Server apparently "sleeping"

We set up an on-demand document composition server which is controlled through OL-Connect APIs only.

The server seems to be well tuned since during stress tests with multiple robots requesting multiple documents the 90th percentile falls within a few seconds of generation, between 2 and 8 seconds per document which is very acceptable.

However, I am noticing that sometime some requests take way more like 20/30 seconds, replaying the same request at a later time however results in a 3/5 seconds latency.

Given that the same request one time take 5 seconds and another time 30 seconds I suspect the Server goes to a “sleeping” state.
Metrics for each step (datamining, content creation, job, output) shows that the whole process takes longer like if each engine isn’t in a ready state.

Is this behaviour documented? Any tips on how to further troubleshoot the issue or optimizations on the Server settings?

Server version: 2024.1

There is no sleeping state to speak with, unless the underlying operating system forces it.

The two obvious suspects are the Java garbage collector and the Cleanup Service.

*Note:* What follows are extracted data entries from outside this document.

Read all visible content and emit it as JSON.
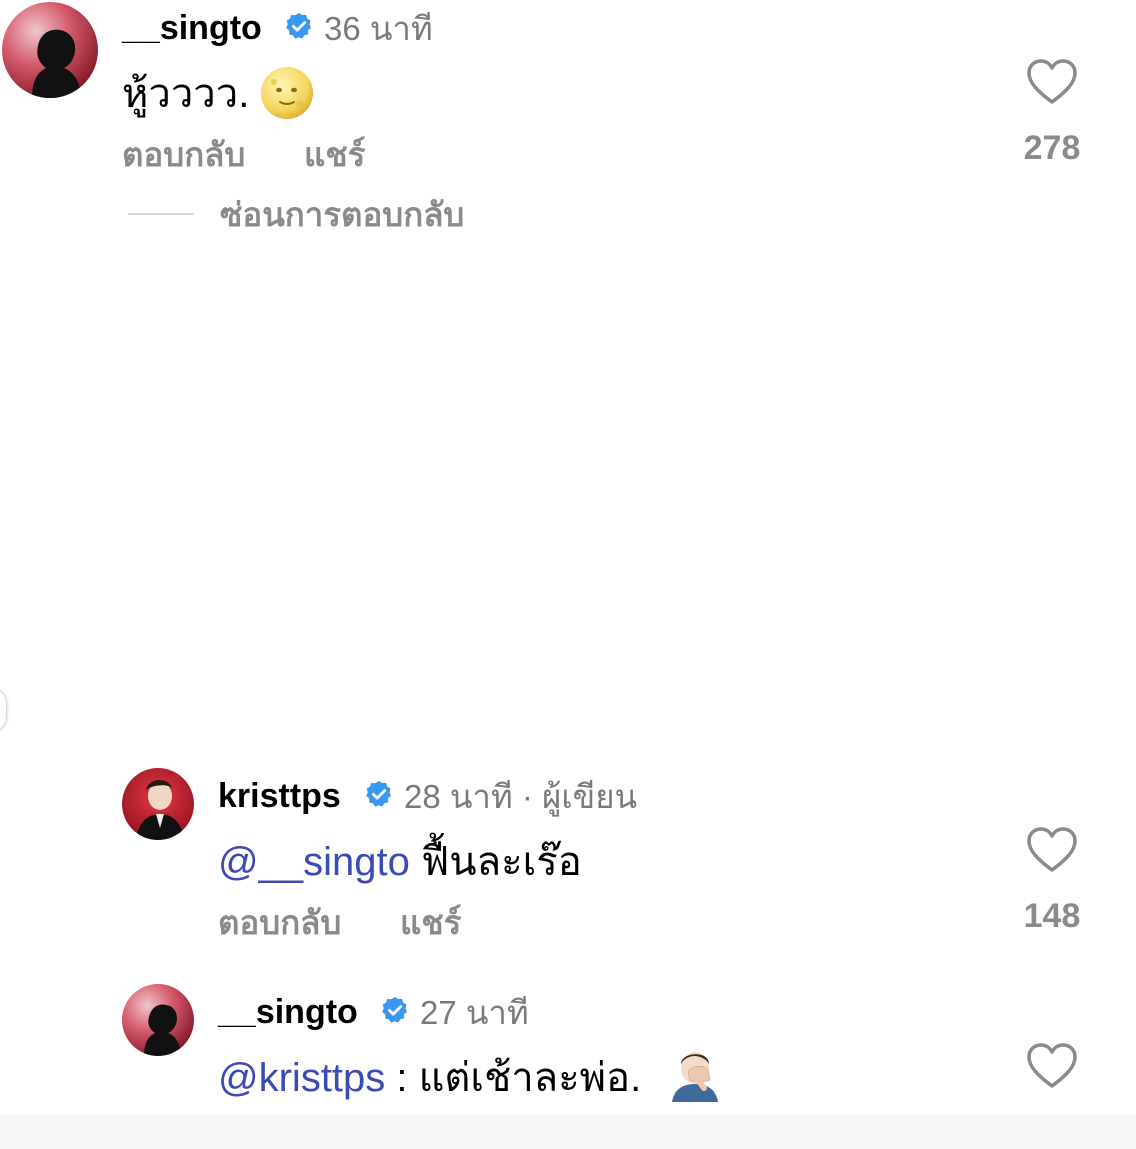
{
  "comments": [
    {
      "username": "__singto",
      "verified": true,
      "time": "36 นาที",
      "text": "หู้วววว.",
      "emoji": "full-moon-face",
      "reply_label": "ตอบกลับ",
      "share_label": "แชร์",
      "likes": "278",
      "hide_replies_label": "ซ่อนการตอบกลับ"
    }
  ],
  "replies": [
    {
      "username": "kristtps",
      "verified": true,
      "time": "28 นาที · ผู้เขียน",
      "mention": "@__singto",
      "text": " ฟื้นละเร๊อ",
      "reply_label": "ตอบกลับ",
      "share_label": "แชร์",
      "likes": "148"
    },
    {
      "username": "__singto",
      "verified": true,
      "time": "27 นาที",
      "mention": "@kristtps",
      "text": " : แต่เช้าละพ่อ.",
      "emoji": "man-facepalming"
    }
  ],
  "colors": {
    "mention": "#3b4bb3",
    "verified": "#3897f0",
    "secondary_text": "#8a8a8a"
  },
  "icons": [
    "heart-outline-icon",
    "verified-badge-icon"
  ]
}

The Java garbage collector periodically runs at any given time, without intervention. While it is running, the system may experience severe delays. In most cases it should be nearly unnoticeable. But perhaps there is a usage pattern, such as high volume of requests, which worsen the condition.

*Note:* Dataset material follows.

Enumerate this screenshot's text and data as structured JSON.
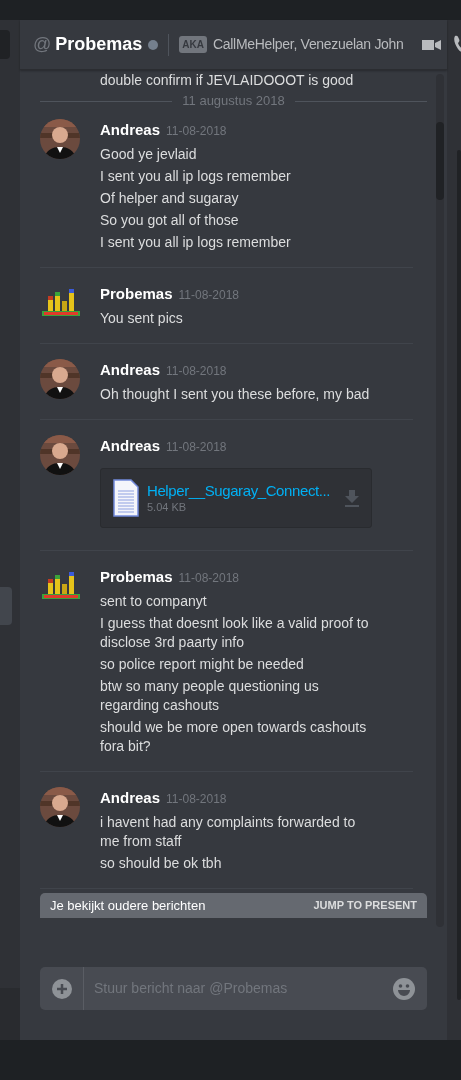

The Cleanup Service is a facility of Connect that periodically cleans up the back-end database from entities (data mapping records, intermediate content items, etc.) which are no longer in use. Its schedule is configured in the Server Congifuration application. During the time that it is running, the database can go under heavy load, which makes the overall system slower. Entries about the Cleanup Service being run should be visible in the main Server log, and it should be happen at predicable times (e.g. every 8 hours).

I had a situation where we restart the engines every day at 00:01 and the first Template to go through would take more than 30 seconds to execute. Since they are often triggerred by HTTP request, it would end-up in time-out from the user perspective.

I had to setup a process that runs every day at 1:15 am and generate a PDF. That did it for me.

The current clean-up service is configured as follows, should it be set to a higher interval?

Anyway as of now the clean-up should run at 14:00 every day, but the high latency happens at any time of the day as long as few hours pass since the last request. I am trying to understand how much time is enough to cause a lag spike.

As of now there are at most 20 request per day since we are still in a staging phase so for now usage patterns are to be excluded. However, synthetic stress tests with robots shows that the server handles well hundreds of requests (that’s where I built the latency statistics).


That could work for me too, as a workaround, but I need to better understand after how much time a lag spike occurs.
I’ll make a program to run a request at increasingly longer time delays, hopefully at some point the lag spike will show up and I will now how often to run a fake request.

So the Cleanup Service schedule is not involved. It was worth a shot.

Might there be some correlation with the Engine automatic restarts?

  • I see it is configured every 60 minutes, does it mean at minute 00 of every hour? If not, when does the countdown start?
    Side note: the lag spikes occurred at any minute, not at 00 of every hour. Maybe the 60 minutes countdown is since the last engine activity? That would stagger the lag spikes at different times.

  • Why would I want to use a rolling restart?

Current configuration

New testing configuration

I read the relevant documentation but I feel like it’s missing some examples or at least what would be the reasoning to be applied to choose the correct settings.

https://help.uplandsoftware.com/objectiflune/en/olconnect/2024.1/ServerConfig/AutomaticRestart_preferences.html?Highlight=automatic%20restart


Just to be safe I moved the cron to 1 o’clock in the night.

I believe you may have found it.

Connect is written in Java. As you may know, a Java program is delivered in an intermediate language which gets compiled on-the-fly (i.e. while it is running, not at startup or installation time) for the native hardware on which it is installed by a Just-In-Time compiler (a.k.a. JIT). During the time that the program is not yet compiled, it runs as an interpreted language, which incurs an overhead. Hence why Java programs get faster over time – the JIT improves the in-memory program as it executes.

The restart wipes out the JIT code from memory when the instance is shut down, and the JIT process has to start over when the new instance starts. During this time, the interpreted bytes run instead of the compiled code, hence the slower runs at first which become fast over time.

The restart mechanism was introduced when Connect was much less mature than it is today. It improved the general robustness of the system, e.g. by making sure that all memory is periodically reclaimed.

You can probably get away with increasing the restart interval, perhaps even scheduling it daily during the night. At the very least, you should increase the restart period. I believe that the default is 480 minutes. Not sure why you have 60.

Note: The restart after (minutes) refers to the time elapsed since the instance startup, not a time within the hour. Rolling restart means that instances are restarted one after the other instead of all at once. This is usually preferrable as it avoids a down time.